Objective: The aim of the study is to provide real- life observational data of effect of Sativex on walking objective measures and patients' perceptions of the impact of MS on walking ability

Materials and methods: This was an observational, prospective study conducted in 2 italian MS centres. Patients with moderate to severe spasticity, with a score at the numerical rating scale (NRS) greater than 4 were included in the study.
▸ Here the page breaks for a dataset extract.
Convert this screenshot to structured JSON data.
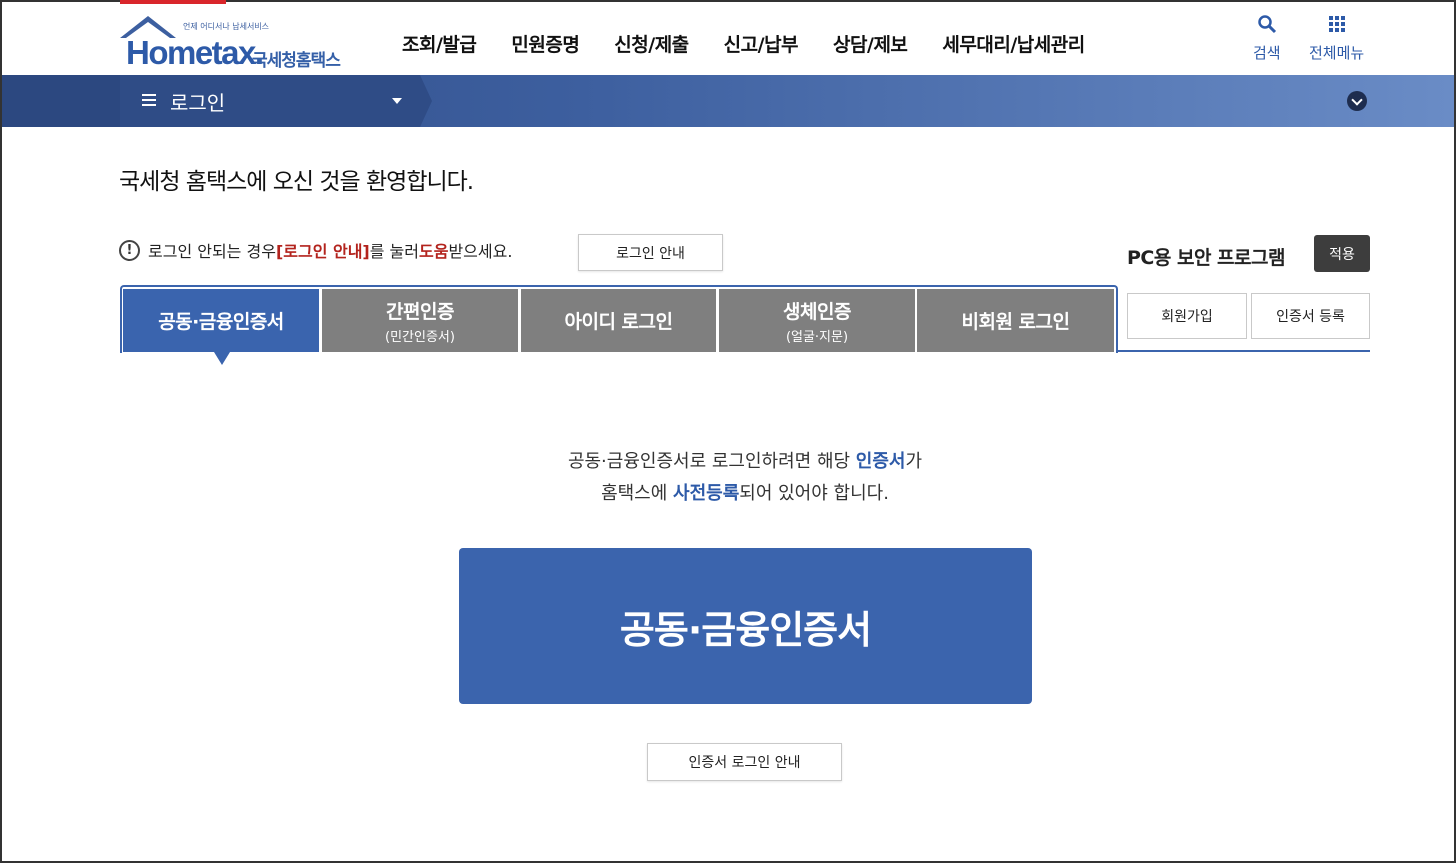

A battery of tests including Symbol Digit (SDT), Nine Hole Peg Test (9HPT), Fatigue Severity Scale (FSS), 12-item Multiple Sclerosis Walking Scale (MSWS-12), Two Minutes Walking Test (2MWT) and Timed 25-foot Walk (T25FW) was performed at baseline (T0) and 30 days later (T1). Responders had been defined by the literature as subjects with an improvement at the NRS score for spasticity greater than 20%

Results: Out of 75 subjects enrolled 33 were female and 42 male. Mean age was 53.7 years (range 28.26 - 81.43) , mean disease duration 13 years (range 0.7 - 39), 25 (29.3%) subjects had relapsing remitting, 34 (45.3%) secondary progressive and 19 (25.4%) had primary progressive disease course. Mean EDSS score was 6.2 (range 4 - 8.5).
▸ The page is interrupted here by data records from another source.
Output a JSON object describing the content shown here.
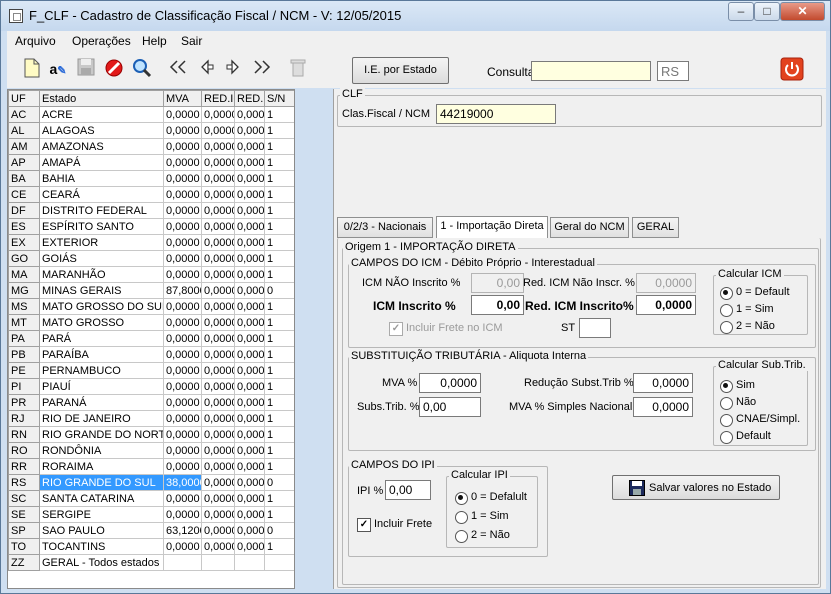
{
  "window": {
    "title": "F_CLF - Cadastro de Classificação Fiscal / NCM - V: 12/05/2015"
  },
  "menu": [
    "Arquivo",
    "Operações",
    "Help",
    "Sair"
  ],
  "toolbar": {
    "ie_button": "I.E. por Estado",
    "consulta_label": "Consulta",
    "consulta_value": "",
    "uf_value": "RS"
  },
  "grid": {
    "headers": [
      "UF",
      "Estado",
      "MVA",
      "RED.ICM",
      "RED.",
      "S/N"
    ],
    "rows": [
      [
        "AC",
        "ACRE",
        "0,0000",
        "0,0000",
        "0,000",
        "1"
      ],
      [
        "AL",
        "ALAGOAS",
        "0,0000",
        "0,0000",
        "0,000",
        "1"
      ],
      [
        "AM",
        "AMAZONAS",
        "0,0000",
        "0,0000",
        "0,000",
        "1"
      ],
      [
        "AP",
        "AMAPÁ",
        "0,0000",
        "0,0000",
        "0,000",
        "1"
      ],
      [
        "BA",
        "BAHIA",
        "0,0000",
        "0,0000",
        "0,000",
        "1"
      ],
      [
        "CE",
        "CEARÁ",
        "0,0000",
        "0,0000",
        "0,000",
        "1"
      ],
      [
        "DF",
        "DISTRITO FEDERAL",
        "0,0000",
        "0,0000",
        "0,000",
        "1"
      ],
      [
        "ES",
        "ESPÍRITO SANTO",
        "0,0000",
        "0,0000",
        "0,000",
        "1"
      ],
      [
        "EX",
        "EXTERIOR",
        "0,0000",
        "0,0000",
        "0,000",
        "1"
      ],
      [
        "GO",
        "GOIÁS",
        "0,0000",
        "0,0000",
        "0,000",
        "1"
      ],
      [
        "MA",
        "MARANHÃO",
        "0,0000",
        "0,0000",
        "0,000",
        "1"
      ],
      [
        "MG",
        "MINAS GERAIS",
        "87,8000",
        "0,0000",
        "0,000",
        "0"
      ],
      [
        "MS",
        "MATO GROSSO DO SUL",
        "0,0000",
        "0,0000",
        "0,000",
        "1"
      ],
      [
        "MT",
        "MATO GROSSO",
        "0,0000",
        "0,0000",
        "0,000",
        "1"
      ],
      [
        "PA",
        "PARÁ",
        "0,0000",
        "0,0000",
        "0,000",
        "1"
      ],
      [
        "PB",
        "PARAÍBA",
        "0,0000",
        "0,0000",
        "0,000",
        "1"
      ],
      [
        "PE",
        "PERNAMBUCO",
        "0,0000",
        "0,0000",
        "0,000",
        "1"
      ],
      [
        "PI",
        "PIAUÍ",
        "0,0000",
        "0,0000",
        "0,000",
        "1"
      ],
      [
        "PR",
        "PARANÁ",
        "0,0000",
        "0,0000",
        "0,000",
        "1"
      ],
      [
        "RJ",
        "RIO DE JANEIRO",
        "0,0000",
        "0,0000",
        "0,000",
        "1"
      ],
      [
        "RN",
        "RIO GRANDE DO NORTE",
        "0,0000",
        "0,0000",
        "0,000",
        "1"
      ],
      [
        "RO",
        "RONDÔNIA",
        "0,0000",
        "0,0000",
        "0,000",
        "1"
      ],
      [
        "RR",
        "RORAIMA",
        "0,0000",
        "0,0000",
        "0,000",
        "1"
      ],
      [
        "RS",
        "RIO GRANDE DO SUL",
        "38,0000",
        "0,0000",
        "0,000",
        "0"
      ],
      [
        "SC",
        "SANTA CATARINA",
        "0,0000",
        "0,0000",
        "0,000",
        "1"
      ],
      [
        "SE",
        "SERGIPE",
        "0,0000",
        "0,0000",
        "0,000",
        "1"
      ],
      [
        "SP",
        "SAO PAULO",
        "63,1200",
        "0,0000",
        "0,000",
        "0"
      ],
      [
        "TO",
        "TOCANTINS",
        "0,0000",
        "0,0000",
        "0,000",
        "1"
      ],
      [
        "ZZ",
        "GERAL - Todos estados",
        "",
        "",
        "",
        ""
      ]
    ],
    "selected_index": 23
  },
  "clf": {
    "group": "CLF",
    "label": "Clas.Fiscal / NCM",
    "value": "44219000"
  },
  "tabs": [
    "0/2/3 - Nacionais",
    "1 - Importação Direta",
    "Geral do NCM",
    "GERAL"
  ],
  "origin_group": "Origem 1 - IMPORTAÇÃO DIRETA",
  "icm": {
    "group": "CAMPOS DO ICM - Débito Próprio - Interestadual",
    "nao_inscrito_label": "ICM NÃO Inscrito %",
    "nao_inscrito_value": "0,00",
    "red_nao_inscr_label": "Red. ICM Não Inscr. %",
    "red_nao_inscr_value": "0,0000",
    "inscrito_label": "ICM Inscrito %",
    "inscrito_value": "0,00",
    "red_inscrito_label": "Red. ICM Inscrito%",
    "red_inscrito_value": "0,0000",
    "frete_label": "Incluir Frete no ICM",
    "st_label": "ST",
    "st_value": "",
    "calc_group": "Calcular ICM",
    "calc_options": [
      "0 = Default",
      "1 = Sim",
      "2 = Não"
    ]
  },
  "st": {
    "group": "SUBSTITUIÇÃO TRIBUTÁRIA - Aliquota Interna",
    "mva_label": "MVA %",
    "mva_value": "0,0000",
    "subs_label": "Subs.Trib. %",
    "subs_value": "0,00",
    "red_label": "Redução Subst.Trib %",
    "red_value": "0,0000",
    "mva_simples_label": "MVA % Simples Nacional",
    "mva_simples_value": "0,0000",
    "calc_group": "Calcular Sub.Trib.",
    "calc_options": [
      "Sim",
      "Não",
      "CNAE/Simpl.",
      "Default"
    ]
  },
  "ipi": {
    "group": "CAMPOS DO IPI",
    "ipi_label": "IPI %",
    "ipi_value": "0,00",
    "frete_label": "Incluir Frete",
    "calc_group": "Calcular IPI",
    "calc_options": [
      "0 = Defalult",
      "1 = Sim",
      "2 = Não"
    ]
  },
  "save_button": "Salvar valores no Estado"
}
A significant improvement (>20%) at NRS was observed in 49 patients (responders), 26 patients were classified as “no responders”.
Considering patients able to walk (EDSS < = 6.5, n°32) mean NRS for spasticity at T0 was 7.9 (range 1-10) in 20/32 patients mean score decreased greater than >40%. MSWS-12 score decreased more than 6 points in 19/32 patients and an improvement (>20%) in FSS was reported in 5/32 subjects.
An improvement (>20%) in walking speed (T25FW) was observed in 2/32 patient and in endurance (2MWT) in only 1/32 patients. No patients improved in 9HPT and SDT

Conclusions: Real-life data confirm Sativex(®) as an effective on spasticity (65.3% responders) and well tolerated treatment option for MS patients. A positive effect was highlighted on measuring patients' perceptions of walking scale such as fatigue and MS12 while an effect on objective measures on walking performance was not found.